Certain libraries, such as transformers, do have methods that allow you to use less CPU memory by setting flags such as low_cpu_mem_usage which trade off CPU memory for longer initialisation times.

Storage Requirements

Storage is calculated on an ad-hoc basis and is calculated as you use it.
This storage is persistent and will be available to you for as long as you need it.

Advanced Parameters

This section is for those users that have a large volume of requests and want to optimise their deployments for cost and performance.
The following parameters are available to you when deploying your model on Cortex.

Setting your minimum number of instances after a deployment

When a normal deployment starts, we start with a single instance of your deployment and scale this up & down as required. This instance is used to handle all the requests that come in. If the single instance is inadequate, we will scale up your deployment to handle the load automatically. This approach allows us to keep your costs as low as possible while still providing you with the performance you need.
However, if you have sustained, high-volume (1000s of requests per second) you can set the scale of your deployment using a min_replicas parameter so you don’t incur a cold-start/startup time.

This lets you start your deployment with a minimum number of instances. This means, you skip the scaling up of your deployment and jump straight to the performance you need. For example, if you set min_replicas=4, your deployment will start with 4 instances and will scale up from there if required.

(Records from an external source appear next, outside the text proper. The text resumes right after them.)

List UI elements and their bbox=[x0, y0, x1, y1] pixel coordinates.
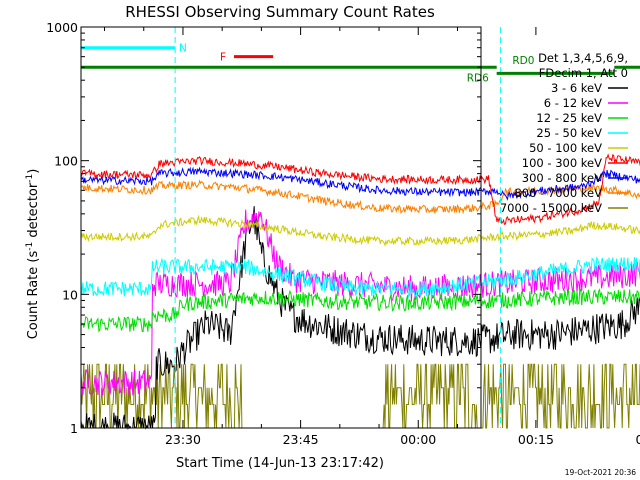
series-line bbox=[80, 256, 640, 298]
y-tick-label: 1000 bbox=[46, 20, 78, 35]
legend: Det 1,3,4,5,6,9, FDecim 1, Att 0 3 - 6 k… bbox=[500, 51, 628, 215]
plot-frame bbox=[80, 26, 482, 429]
series-line bbox=[80, 206, 640, 430]
series-line bbox=[80, 166, 640, 201]
chart-title: RHESSI Observing Summary Count Rates bbox=[125, 3, 435, 21]
legend-label: 300 - 800 keV bbox=[522, 171, 602, 185]
series-layer bbox=[80, 153, 640, 430]
y-tick-label: 10 bbox=[62, 287, 78, 302]
series-line bbox=[80, 288, 640, 333]
legend-label: 25 - 50 keV bbox=[536, 126, 602, 140]
legend-label: 50 - 100 keV bbox=[529, 141, 602, 155]
y-axis-label-mid: detector bbox=[26, 182, 41, 242]
y-axis-label-main: Count Rate (s bbox=[26, 251, 41, 340]
flag-label: N bbox=[179, 43, 187, 55]
y-axis-label: Count Rate (s-1 detector-1) bbox=[25, 169, 41, 340]
timestamp: 19-Oct-2021 20:36 bbox=[565, 468, 636, 477]
flag-label: F bbox=[220, 52, 226, 64]
series-line bbox=[80, 214, 640, 247]
y-tick-label: 100 bbox=[54, 154, 78, 169]
legend-label: 100 - 300 keV bbox=[522, 156, 602, 170]
series-line bbox=[80, 153, 640, 225]
y-axis-label-sup2: -1 bbox=[25, 174, 35, 183]
x-tick-label: 00:30 bbox=[636, 432, 640, 447]
flag-label: RD6 bbox=[467, 72, 489, 84]
x-axis-label: Start Time (14-Jun-13 23:17:42) bbox=[176, 456, 384, 471]
x-tick-label: 23:30 bbox=[165, 432, 201, 447]
x-tick-label: 00:00 bbox=[400, 432, 436, 447]
legend-header-decimation: FDecim 1, Att 0 bbox=[539, 66, 628, 80]
x-tick-label: 00:15 bbox=[518, 432, 554, 447]
legend-label: 3 - 6 keV bbox=[551, 81, 602, 95]
legend-label: 12 - 25 keV bbox=[536, 111, 602, 125]
y-axis-label-sup1: -1 bbox=[25, 242, 35, 251]
y-axis-label-end: ) bbox=[26, 169, 41, 174]
legend-label: 800 - 7000 keV bbox=[514, 186, 602, 200]
series-line bbox=[80, 363, 640, 429]
legend-header-detectors: Det 1,3,4,5,6,9, bbox=[538, 51, 628, 65]
flag-label: RD0 bbox=[512, 55, 534, 67]
legend-label: 6 - 12 keV bbox=[544, 96, 602, 110]
legend-label: 7000 - 15000 keV bbox=[500, 201, 602, 215]
y-tick-label: 1 bbox=[70, 421, 78, 436]
x-tick-label: 23:45 bbox=[283, 432, 319, 447]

Note that the number of instances you can have running simultaneously for each of your models is determined by the subscription plan that you are on.

Calculating your minimum number of instances

If you know the volume of requests you are expecting as well as the amount of time each request takes (in seconds), you can calculate the minimum number of instances you require as follows:

minReplicas = ceil((requestsPerMin * requestDuration) ÷ 60)

So, if you’re receiving 10 000 requests\min and each request takes 0.5s, you can calculate the minimum number of instances you require as follows:

minReplicas = ceil((10 000 * 0.5) ÷ 60)
# minReplicas = 84

Setting your maximum number of instances

You may want to limit the number of instances, in this case, you can limit the number of instances that your deployment can scale up to using the max_replicas parameter.